Fig. 258.—“The Virgin and Infant Jesus.” Fac-simile of a Wood-Engraving of the Fifteenth Century. (Bibl. Imp., Paris.)

The most ancient dated impression known of a cut engraved on wood is a St. Christopher, without either mark or name of its author, bearing a Latin inscription and the date of 1423. This specimen is so roughly engraved, and in drawing is so faulty, that it is only natural to assume it must be one of the earliest attempts at wood-engraving. There is, however, an engraving in the Imperial Library, Paris, representing the Virgin holding the Child Jesus seated in her arms ([Fig. 258]), which may perhaps be considered an earlier specimen than the St. Christopher. The back of the niche is a kind of mosaic, formed of diamond-shaped quadrilaterals; the aureolæ and ornaments of the niche are coloured a yellowish brown. There is, however, one singularity in this engraving which testifies to its great antiquity; it is printed on paper made of cotton, and is unsized, and the impression sinks so deeply into it that it may be seen nearly as well on the back of the print as on the front. We must not omit to mention another engraving, preserved in the Royal Library, Brussels; this is also a “Virgin with the Child Jesus,” surrounded by four saints ([Fig. 259]). It is a composition of a somewhat grand style, and does not agree very well with the date, MCCCCXVIII., which is seen at the foot of the print.

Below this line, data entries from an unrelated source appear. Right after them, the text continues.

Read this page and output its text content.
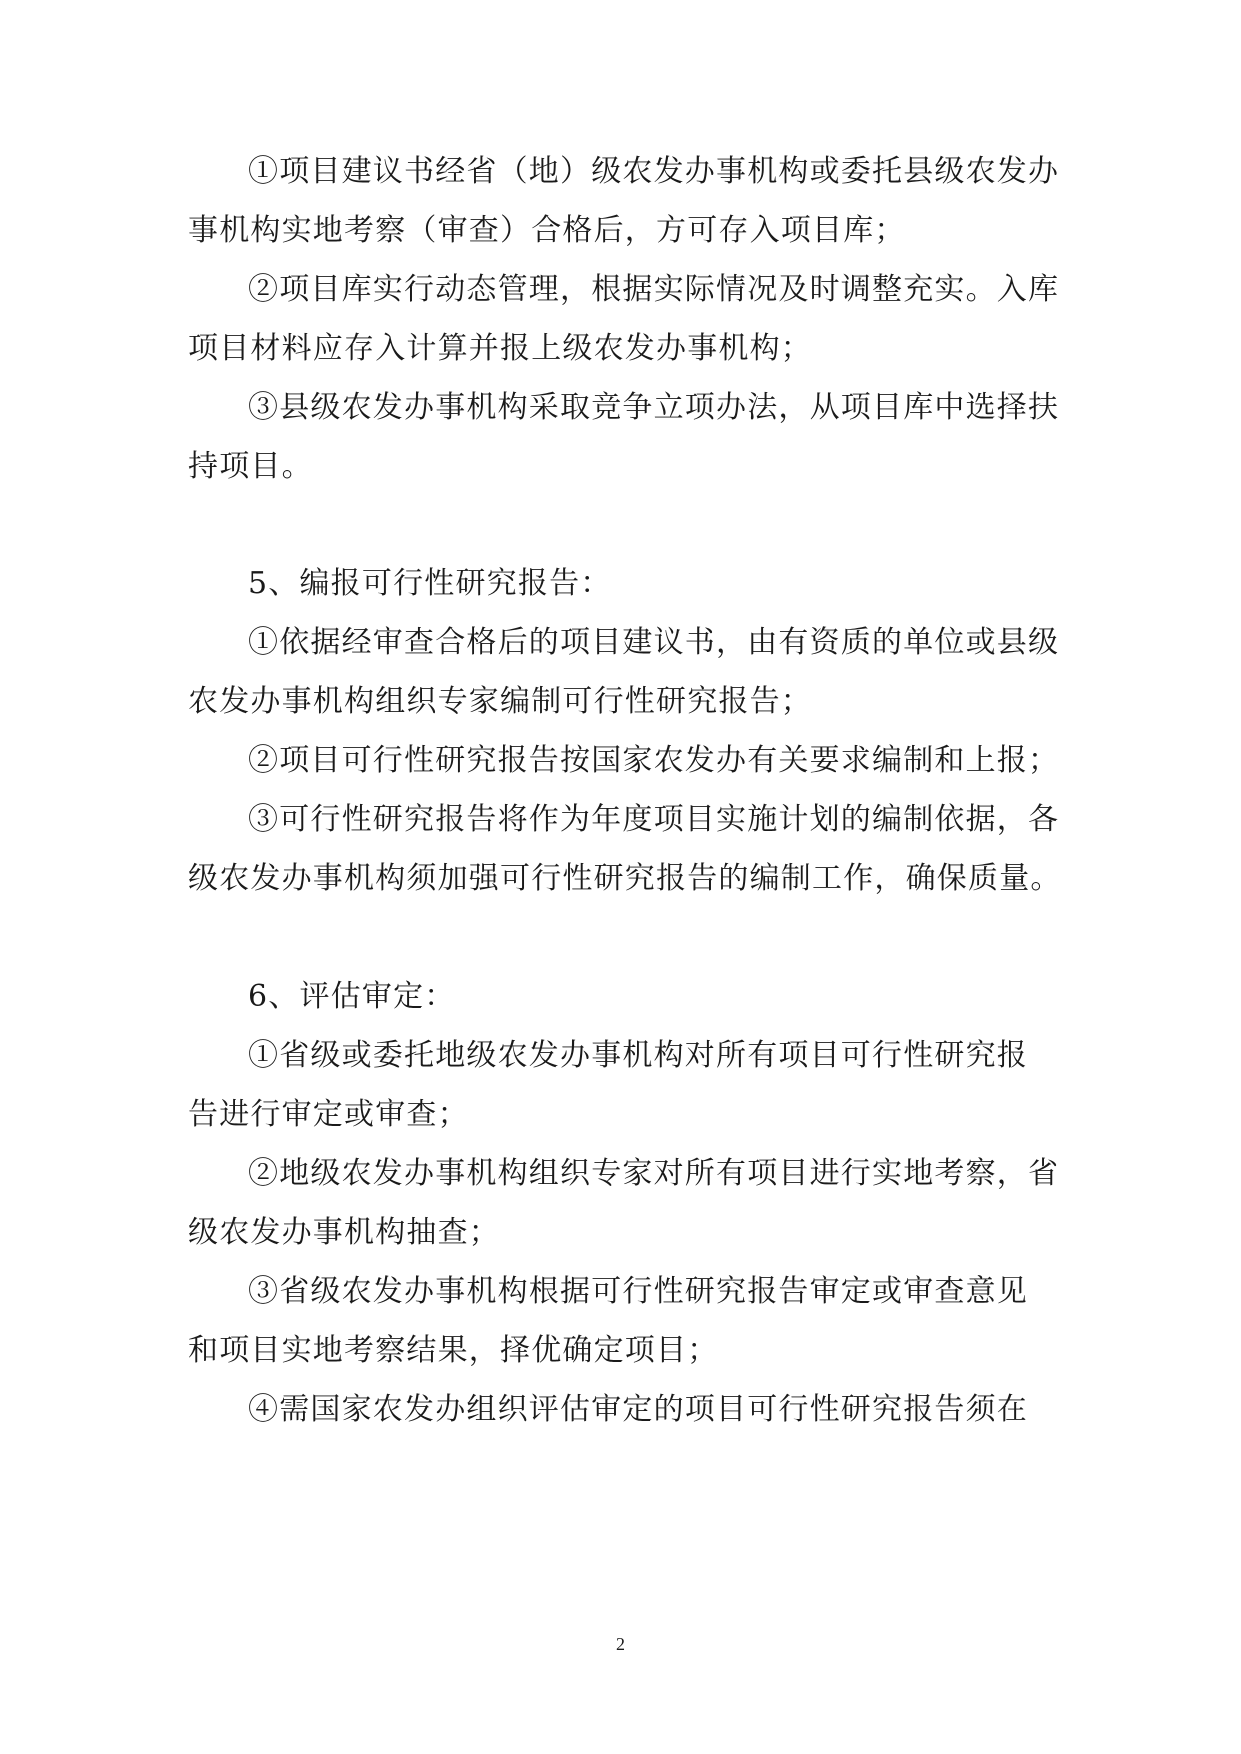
①项目建议书经省（地）级农发办事机构或委托县级农发办
事机构实地考察（审查）合格后，方可存入项目库；
②项目库实行动态管理，根据实际情况及时调整充实。入库
项目材料应存入计算并报上级农发办事机构；
③县级农发办事机构采取竞争立项办法，从项目库中选择扶
持项目。
5、编报可行性研究报告：
①依据经审查合格后的项目建议书，由有资质的单位或县级
农发办事机构组织专家编制可行性研究报告；
②项目可行性研究报告按国家农发办有关要求编制和上报；
③可行性研究报告将作为年度项目实施计划的编制依据，各
级农发办事机构须加强可行性研究报告的编制工作，确保质量。
6、评估审定：
①省级或委托地级农发办事机构对所有项目可行性研究报
告进行审定或审查；
②地级农发办事机构组织专家对所有项目进行实地考察，省
级农发办事机构抽查；
③省级农发办事机构根据可行性研究报告审定或审查意见
和项目实地考察结果，择优确定项目；
④需国家农发办组织评估审定的项目可行性研究报告须在
2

We must, doubtless, attribute to nearly the same time some specimens of playing-cards,—these we have already mentioned when dealing specially with this subject; and also a series of figures of the Twelve Apostles with Latin legends, underneath which are the same number of phrases in French, or rather in the ancient dialect of Picardy, reproducing the whole text of the Decalogue; one of these xylographic plates may be seen in the chapter on “Printing.” In these engravings each figure is standing up, clothed in a long tunic, and covered with a wide mantle; the ink, so to speak, is bistre, and the mantles are coloured, red and green alternately. The Apostles all bear the symbolical sign which distinguishes them, and are surrounded with a long fillet, whereon is traced in Latin the sentence of the Creed attributed to each, and one of the ten Commandments. St. Peter, for instance, has for his motto this French sentence, “Gardeis Dieu le roy moult sain;” St. Andrew, “Ne jurets point son nome en vain;” St. John, “Père et Mère tosjours honoras;” St. James the Greater, “Les fiestes et dymeng, garderas,” &c.

There are other engravings belonging to the middle of the fifteenth century which make known the fact that the art of engraving was practised by several artists in France; and that without doing any injustice

Fig. 259.—“The Virgin and Child.” A Wood-Engraving of the Fifteenth Century(?). (Bibl. Roy., Brussels.)